The most obvious reason American fertility is below replacement level is one that Elizabeth Warren pointed out in her 2003 book The Two-Income Trap: The traditional basics of American middle-class family life—a house with a yard in a satisfactory public school district—have grown increasingly expensive.

Why? Because supply has not kept up with demand. Yglesias has a number of sensible suggestions about how to increase the supply of housing. Indeed, the book would have been more engaging if Yglesias had shared more personal anecdotes. As a normal home-owning husband and father, he’s a good guide to the economic frustrations facing younger Americans.

I would have liked to read even more about his long-running battles with the District of Columbia historic preservation authorities who tried to keep him from installing double-paned windows and solar panels to save on utility bills.

Yglesias says that “My wife and I have one kid and that’s plenty for us.” But I had somehow gotten the impression that he and his wife might want one or two more children, and that the sane parts of his book were motivated by how hard it was proving for even a successful Harvard grad with a certain amount of family money to make it all work in a major city.

Of course, one unmentionable reason for more demand for houses with “good” schools (i.e., schools with mostly white or Asian student bodies) is immigration, which destroys unions, increases demand for housing, and makes public schools less appealing.

For example, when I was a child, all the Jewish kids in the neighborhood went to Los Angeles’ public schools. Now, however, there are an abundance of Jewish private schools because the public schools were overwhelmed by Latinos.

Conversely, at the high end, the University of California is now dominated by high-GPA Asians, which means white parents in Los Angeles tend to pay big bucks for private colleges.

It’s an expensive way to live.

Why does Yglesias want to make the U.S. three times as crowded, especially at a time of infectious pandemic, riots, urban looting, and wildfires?

The most likely reason is that he doesn’t, really, but taking an extremist stance on immigration, calling for an order of magnitude more than the 52 million immigrants expected under Joe Biden’s plan, inoculates him from getting canceled for writing reasonable passages such as:

Having and raising children is an increasingly costly undertaking and the operation of human reproductive biology is a somewhat poor fit for the market economy’s increasing tendency to demand that people extend formal education or job training deeper into their twenties.
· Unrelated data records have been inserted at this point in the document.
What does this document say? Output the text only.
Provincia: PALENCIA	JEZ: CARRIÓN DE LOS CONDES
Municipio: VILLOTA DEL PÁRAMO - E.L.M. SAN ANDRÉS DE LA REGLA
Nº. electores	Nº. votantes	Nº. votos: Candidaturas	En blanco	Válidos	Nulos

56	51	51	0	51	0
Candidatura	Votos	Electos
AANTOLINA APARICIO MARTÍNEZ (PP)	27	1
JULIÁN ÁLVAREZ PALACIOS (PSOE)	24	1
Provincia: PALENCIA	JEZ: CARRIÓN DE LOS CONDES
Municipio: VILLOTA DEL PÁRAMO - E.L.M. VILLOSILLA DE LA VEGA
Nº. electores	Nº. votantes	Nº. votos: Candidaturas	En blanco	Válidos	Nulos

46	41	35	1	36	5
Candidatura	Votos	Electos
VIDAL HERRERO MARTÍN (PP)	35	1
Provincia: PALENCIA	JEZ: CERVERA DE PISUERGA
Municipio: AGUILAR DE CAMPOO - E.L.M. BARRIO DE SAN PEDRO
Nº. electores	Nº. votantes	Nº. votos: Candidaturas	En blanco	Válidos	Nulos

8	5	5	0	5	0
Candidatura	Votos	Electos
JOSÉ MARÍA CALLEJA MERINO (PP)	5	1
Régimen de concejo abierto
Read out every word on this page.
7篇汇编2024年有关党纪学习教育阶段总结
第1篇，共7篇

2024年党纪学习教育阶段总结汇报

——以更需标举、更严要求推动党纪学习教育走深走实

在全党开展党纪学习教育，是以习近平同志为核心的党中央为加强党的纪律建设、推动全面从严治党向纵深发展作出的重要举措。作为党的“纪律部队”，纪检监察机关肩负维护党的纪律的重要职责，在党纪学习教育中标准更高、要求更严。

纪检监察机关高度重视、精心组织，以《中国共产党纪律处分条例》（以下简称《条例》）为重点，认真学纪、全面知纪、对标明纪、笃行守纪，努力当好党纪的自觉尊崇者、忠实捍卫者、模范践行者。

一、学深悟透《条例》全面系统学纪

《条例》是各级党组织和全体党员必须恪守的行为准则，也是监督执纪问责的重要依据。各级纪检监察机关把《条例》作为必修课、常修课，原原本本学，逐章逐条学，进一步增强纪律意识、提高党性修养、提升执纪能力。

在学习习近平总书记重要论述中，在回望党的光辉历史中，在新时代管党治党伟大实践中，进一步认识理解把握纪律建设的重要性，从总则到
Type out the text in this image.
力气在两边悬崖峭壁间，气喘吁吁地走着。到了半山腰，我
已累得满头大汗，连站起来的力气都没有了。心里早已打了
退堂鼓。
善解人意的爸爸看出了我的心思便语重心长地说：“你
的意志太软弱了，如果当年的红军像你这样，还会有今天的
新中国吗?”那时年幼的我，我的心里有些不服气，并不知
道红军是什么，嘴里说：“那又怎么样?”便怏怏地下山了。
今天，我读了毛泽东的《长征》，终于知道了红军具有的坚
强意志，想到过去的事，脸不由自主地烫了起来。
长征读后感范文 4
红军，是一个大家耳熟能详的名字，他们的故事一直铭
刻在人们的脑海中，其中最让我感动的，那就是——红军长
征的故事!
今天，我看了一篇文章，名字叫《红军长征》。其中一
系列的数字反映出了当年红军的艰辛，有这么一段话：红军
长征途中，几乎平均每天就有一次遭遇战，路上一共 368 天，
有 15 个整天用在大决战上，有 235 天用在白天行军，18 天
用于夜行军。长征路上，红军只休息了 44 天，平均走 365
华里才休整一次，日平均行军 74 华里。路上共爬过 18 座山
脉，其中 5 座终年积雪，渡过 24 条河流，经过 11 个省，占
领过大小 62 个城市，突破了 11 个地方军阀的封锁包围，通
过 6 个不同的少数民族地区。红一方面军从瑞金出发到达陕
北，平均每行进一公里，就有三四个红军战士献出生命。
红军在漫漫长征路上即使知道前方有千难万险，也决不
The idea of taking deliberate action to increase national fertility gives some progressives the willies…

But also, Yglesias just plain likes crowded cities. As he admits on page 256, “I am not personally a nature lover or an outdoorsy person…” He grew up in the six-story housing complex in Greenwich Village that New York University maintains for its professors, such as his father (who moonlighted as a screenwriter).

Human beings tend to imprint upon the landscape they inhabited around puberty, say from age 10 to 15. This is even true for a surprising number of the very rich. Warren Buffett likes Omaha, and Jeff Bezos spends a certain amount of time in barren West Texas, where he summered on his grandparents’ ranch. Michael Jordan has two of his three houses in his home state of North Carolina.

Like Jane Jacobs, Yglesias is fond of mid-rise but still leafy Greenwich Village, rail transit, and walkability. By Manhattan standards, Greenwich Village isn’t that crowded. So why can’t the rest of America be a little more like Greenwich Village?

Of course, most Americans did not imprint upon Greenwich Village. They find it a nice place to visit, but wouldn’t want to live there.

Because most people would prefer to live in a place rather like the one they grew up in, just a little nicer, radically transforming the United States with immigration is an act of aggression against their happiness.

So far, Yglesias’ campaign to make all of America more like what he remembers from his urban youth isn’t succeeding, even at home. He recently tweeted that his kindergartener said:

My son just told me that when he grows up he thinks he’ll live in the suburbs because that’s better for when you have kids.